Tell me the landscape in which you live, and I will tell you who you are.
Jose Ortega y Gassett

Monday, January 9, 2012

The Epiphany or "when the three kings finally get to the baby jesus who is still laying in the hay trough"

The star, apparently, led the three kings, or wise men, to the christ-child. Which, if we see the story as a metaphor, means, in order for us to be enlightened, or awake to our own christ consciousness, we must know how to follow the signs. We must be awake to what the world around us is saying and know how to interpret it and how to act. Now, living in Germany, as the light returns to this part of the earth, at the beginning of 2012, this great year of possibility and portend, I find the way that has led me here, keeps leading on. Though not following some external star, there is, yet, an internal listening and knowing at work.

We are still looking for a house, and it would surely be nice to have a star hanging over its eaves saying- here, here, this is the place where the light lives! We have only our own hearts and instincts and ability to read the signs. We come ever closer, but have not, shall we say, fallen on our knees in wonderment. That said, it is always a question of willingness, of patience, heart, trust, and courage. To take the journey in the first place, risking everything- our vision, our marriage, renewable energy sources and the end of the world- in the search of the place where our vision can take root. And it is then just as courageous to actually settle on something, and be willing to jump in and buy it. And then to every day to live with the choice we have made...wouldn't anyone cringe in fear at such a possibility? How do we as a species get anything done and make all of the miraculous and sometimes horrible innovations that we have?
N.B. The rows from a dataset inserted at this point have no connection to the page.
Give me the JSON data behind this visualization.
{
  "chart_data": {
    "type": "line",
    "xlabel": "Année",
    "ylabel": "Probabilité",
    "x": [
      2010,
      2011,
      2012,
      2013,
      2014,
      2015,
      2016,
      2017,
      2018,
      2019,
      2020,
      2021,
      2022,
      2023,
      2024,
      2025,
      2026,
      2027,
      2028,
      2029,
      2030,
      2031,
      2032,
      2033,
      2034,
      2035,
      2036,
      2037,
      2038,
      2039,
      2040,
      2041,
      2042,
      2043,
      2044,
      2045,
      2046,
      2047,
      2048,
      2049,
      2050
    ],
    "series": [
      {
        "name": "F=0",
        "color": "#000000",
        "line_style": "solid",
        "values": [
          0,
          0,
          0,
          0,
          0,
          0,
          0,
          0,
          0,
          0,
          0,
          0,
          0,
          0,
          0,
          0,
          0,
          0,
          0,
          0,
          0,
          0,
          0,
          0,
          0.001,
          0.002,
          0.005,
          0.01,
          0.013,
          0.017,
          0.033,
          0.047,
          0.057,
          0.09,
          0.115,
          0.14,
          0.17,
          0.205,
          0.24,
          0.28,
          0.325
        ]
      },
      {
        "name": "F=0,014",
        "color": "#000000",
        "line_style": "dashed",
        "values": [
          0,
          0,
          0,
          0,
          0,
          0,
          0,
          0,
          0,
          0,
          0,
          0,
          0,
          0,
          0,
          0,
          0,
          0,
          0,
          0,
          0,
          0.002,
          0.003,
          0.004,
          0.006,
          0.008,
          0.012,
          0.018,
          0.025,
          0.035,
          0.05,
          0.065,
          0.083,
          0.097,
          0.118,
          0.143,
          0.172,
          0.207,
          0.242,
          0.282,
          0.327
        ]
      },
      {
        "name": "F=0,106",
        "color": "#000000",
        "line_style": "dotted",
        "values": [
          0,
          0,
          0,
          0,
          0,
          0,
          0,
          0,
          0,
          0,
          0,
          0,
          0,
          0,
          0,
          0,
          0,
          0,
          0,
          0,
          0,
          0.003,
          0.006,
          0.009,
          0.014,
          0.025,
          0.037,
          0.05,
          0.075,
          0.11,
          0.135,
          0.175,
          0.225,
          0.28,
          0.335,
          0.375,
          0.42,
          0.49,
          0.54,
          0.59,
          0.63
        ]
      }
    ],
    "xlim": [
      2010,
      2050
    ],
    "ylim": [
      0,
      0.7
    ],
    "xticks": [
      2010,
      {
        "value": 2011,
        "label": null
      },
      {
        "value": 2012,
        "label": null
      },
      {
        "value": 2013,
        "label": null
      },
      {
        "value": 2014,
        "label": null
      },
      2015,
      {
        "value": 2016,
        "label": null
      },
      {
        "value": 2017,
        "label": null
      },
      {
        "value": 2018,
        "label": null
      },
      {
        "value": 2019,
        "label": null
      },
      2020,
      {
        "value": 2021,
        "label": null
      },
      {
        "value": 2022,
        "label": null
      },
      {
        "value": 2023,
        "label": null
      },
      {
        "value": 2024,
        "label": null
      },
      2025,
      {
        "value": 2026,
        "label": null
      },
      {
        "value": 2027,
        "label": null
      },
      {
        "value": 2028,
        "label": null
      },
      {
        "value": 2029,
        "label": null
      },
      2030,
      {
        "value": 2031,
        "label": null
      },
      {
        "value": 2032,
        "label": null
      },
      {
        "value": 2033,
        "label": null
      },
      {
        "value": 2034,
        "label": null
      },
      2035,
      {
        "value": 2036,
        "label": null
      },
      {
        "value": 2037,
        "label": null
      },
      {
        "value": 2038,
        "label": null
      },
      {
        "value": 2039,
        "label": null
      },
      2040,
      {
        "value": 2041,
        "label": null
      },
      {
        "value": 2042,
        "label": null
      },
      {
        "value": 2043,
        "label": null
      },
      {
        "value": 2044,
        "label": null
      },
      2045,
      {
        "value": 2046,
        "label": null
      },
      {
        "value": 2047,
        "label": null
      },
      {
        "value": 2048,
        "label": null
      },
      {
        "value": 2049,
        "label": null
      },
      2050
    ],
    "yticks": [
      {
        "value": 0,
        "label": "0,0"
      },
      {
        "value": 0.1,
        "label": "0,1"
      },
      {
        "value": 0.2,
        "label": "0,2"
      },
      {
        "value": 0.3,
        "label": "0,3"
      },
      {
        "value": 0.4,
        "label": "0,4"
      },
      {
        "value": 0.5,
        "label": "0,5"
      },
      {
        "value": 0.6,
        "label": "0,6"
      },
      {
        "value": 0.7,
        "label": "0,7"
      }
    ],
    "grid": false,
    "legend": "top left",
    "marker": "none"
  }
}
The poem I have heard since childhood, when my grandmother- also a poet- first read it to me, has come up several times in the last week from various sources. I find it still both an inspiration, and an accurate description of my life.
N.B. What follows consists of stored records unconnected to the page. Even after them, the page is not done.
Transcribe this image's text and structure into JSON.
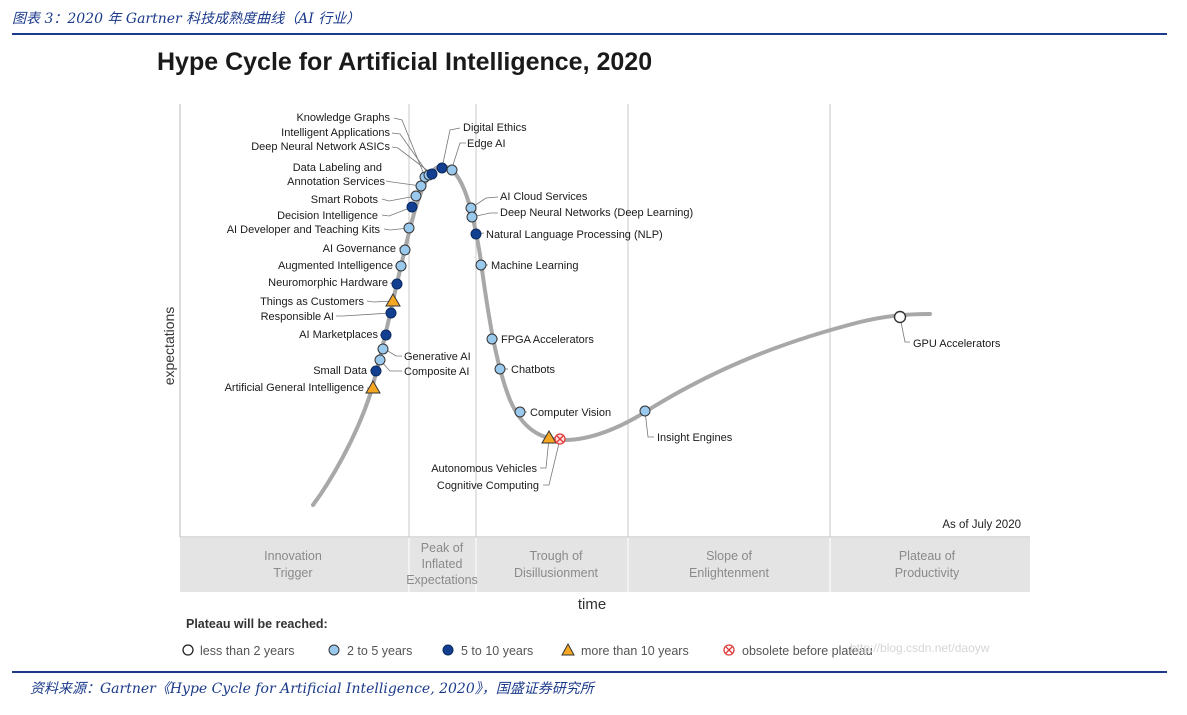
{
  "figure_caption": "图表 3：2020 年 Gartner 科技成熟度曲线（AI 行业）",
  "source_note": "资料来源：Gartner《Hype Cycle for Artificial Intelligence, 2020》，国盛证券研究所",
  "chart": {
    "title": "Hype Cycle for Artificial Intelligence, 2020",
    "ylabel": "expectations",
    "xlabel": "time",
    "as_of": "As of July 2020",
    "watermark": "http://blog.csdn.net/daoyw",
    "phases": [
      {
        "id": "innovation-trigger",
        "line1": "Innovation",
        "line2": "Trigger"
      },
      {
        "id": "peak",
        "line1": "Peak of",
        "line2": "Inflated",
        "line3": "Expectations"
      },
      {
        "id": "trough",
        "line1": "Trough of",
        "line2": "Disillusionment"
      },
      {
        "id": "slope",
        "line1": "Slope of",
        "line2": "Enlightenment"
      },
      {
        "id": "plateau",
        "line1": "Plateau of",
        "line2": "Productivity"
      }
    ],
    "legend": {
      "title": "Plateau will be reached:",
      "items": [
        {
          "id": "lt2",
          "label": "less than 2 years",
          "color": "#ffffff"
        },
        {
          "id": "2to5",
          "label": "2 to 5 years",
          "color": "#9ac9ee"
        },
        {
          "id": "5to10",
          "label": "5 to 10 years",
          "color": "#123f8f"
        },
        {
          "id": "gt10",
          "label": "more than 10 years",
          "color": "#f5a623"
        },
        {
          "id": "obsolete",
          "label": "obsolete before plateau",
          "color": "#e23b3b"
        }
      ]
    },
    "technologies": [
      {
        "label": "Knowledge Graphs",
        "cat": "2to5"
      },
      {
        "label": "Intelligent Applications",
        "cat": "2to5"
      },
      {
        "label": "Deep Neural Network ASICs",
        "cat": "5to10"
      },
      {
        "label": "Data Labeling and",
        "label2": "Annotation Services",
        "cat": "2to5"
      },
      {
        "label": "Smart Robots",
        "cat": "2to5"
      },
      {
        "label": "Decision Intelligence",
        "cat": "5to10"
      },
      {
        "label": "AI Developer and Teaching Kits",
        "cat": "2to5"
      },
      {
        "label": "AI Governance",
        "cat": "2to5"
      },
      {
        "label": "Augmented Intelligence",
        "cat": "2to5"
      },
      {
        "label": "Neuromorphic Hardware",
        "cat": "5to10"
      },
      {
        "label": "Things as Customers",
        "cat": "gt10"
      },
      {
        "label": "Responsible AI",
        "cat": "5to10"
      },
      {
        "label": "AI Marketplaces",
        "cat": "5to10"
      },
      {
        "label": "Generative AI",
        "cat": "2to5"
      },
      {
        "label": "Small Data",
        "cat": "5to10"
      },
      {
        "label": "Composite AI",
        "cat": "2to5"
      },
      {
        "label": "Artificial General Intelligence",
        "cat": "gt10"
      },
      {
        "label": "Digital Ethics",
        "cat": "5to10"
      },
      {
        "label": "Edge AI",
        "cat": "2to5"
      },
      {
        "label": "AI Cloud Services",
        "cat": "2to5"
      },
      {
        "label": "Deep Neural Networks (Deep Learning)",
        "cat": "2to5"
      },
      {
        "label": "Natural Language Processing (NLP)",
        "cat": "5to10"
      },
      {
        "label": "Machine Learning",
        "cat": "2to5"
      },
      {
        "label": "FPGA Accelerators",
        "cat": "2to5"
      },
      {
        "label": "Chatbots",
        "cat": "2to5"
      },
      {
        "label": "Computer Vision",
        "cat": "2to5"
      },
      {
        "label": "Autonomous Vehicles",
        "cat": "gt10"
      },
      {
        "label": "Cognitive Computing",
        "cat": "obsolete"
      },
      {
        "label": "Insight Engines",
        "cat": "2to5"
      },
      {
        "label": "GPU Accelerators",
        "cat": "lt2"
      }
    ]
  }
}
Two roads diverged in a yellow wood,

And sorry I could not travel both
And be one traveller, long I stood

And looked down one as far as I could
To where it bent in the undergrowth; 



Then took the other, as just as fair, 

And having perhaps the better claim, 

Because it was grassy and wanted wear; 

Though as for that the passing there
Had worn them really about the same, 



And both that morning equally lay
In leaves no step had trodden black.
Oh, I kept the first for another day! 

Yet knowing how way leads on to way,
I doubted if I should ever come back.

I shall be telling this with a sigh 

Somewhere ages and ages hence: 

Two roads diverged in a wood, and I--
I took the one less traveled by,
 
And that has made all the difference

...
Robert Frost

I never imagined that I would end up in Germany, married, looking for a house to buy and longing for sheep. Bodywork, healing herbs, and performance are still my companions, although now I work to translate them into another language and culture. I could not have chosen this life if I had tried, but clearly each choice has led me to it. And it is good so, as it is. I have learned how to read the signs and am still learning how to decipher them, and the even greater task, to act upon them with an open heart. I am reminded of the story of the prince who is sent by his father to learn the language of the birds. After 10 years, the boy comes back and, when questioned by his father about what he has learned, he answers, " I think I have begun to hear something." The father is, of course, irate that after 10 years of good money spent on an education, the boy is only just beginning to hear something,and sends the boy back. After 10 more years, the boy comes home and is asked again what he has learned. He replies, " I think I have begun to understand something." The father sends the boy away again. After 10 more years, the same scene is repeated, but this time the boy says, " Now, although I have begun to be able to speak the language of the birds, i have nothing more to say."



Such a long, forgetful, rememberful practice of praying, listening, feeding and offering, living each day full of thankfulness and gratitude and then forgetting and remembering everything all over again, this life is. Merciless in its beauty, when we once, through the struggle of our daily lives, come into contact with what is holy, we either know enough to keep our mouths shut about it, or the trickster comes along and steals it out of our memories. I have always longed for the road less travelled. Weird, my sister would say. But I am happy with its weirdness, its signs and languages and people and places that I happen through. I am happy with the gift of this life, on the road less travelled. Happy 2012, may we bless the gods with beauty this year.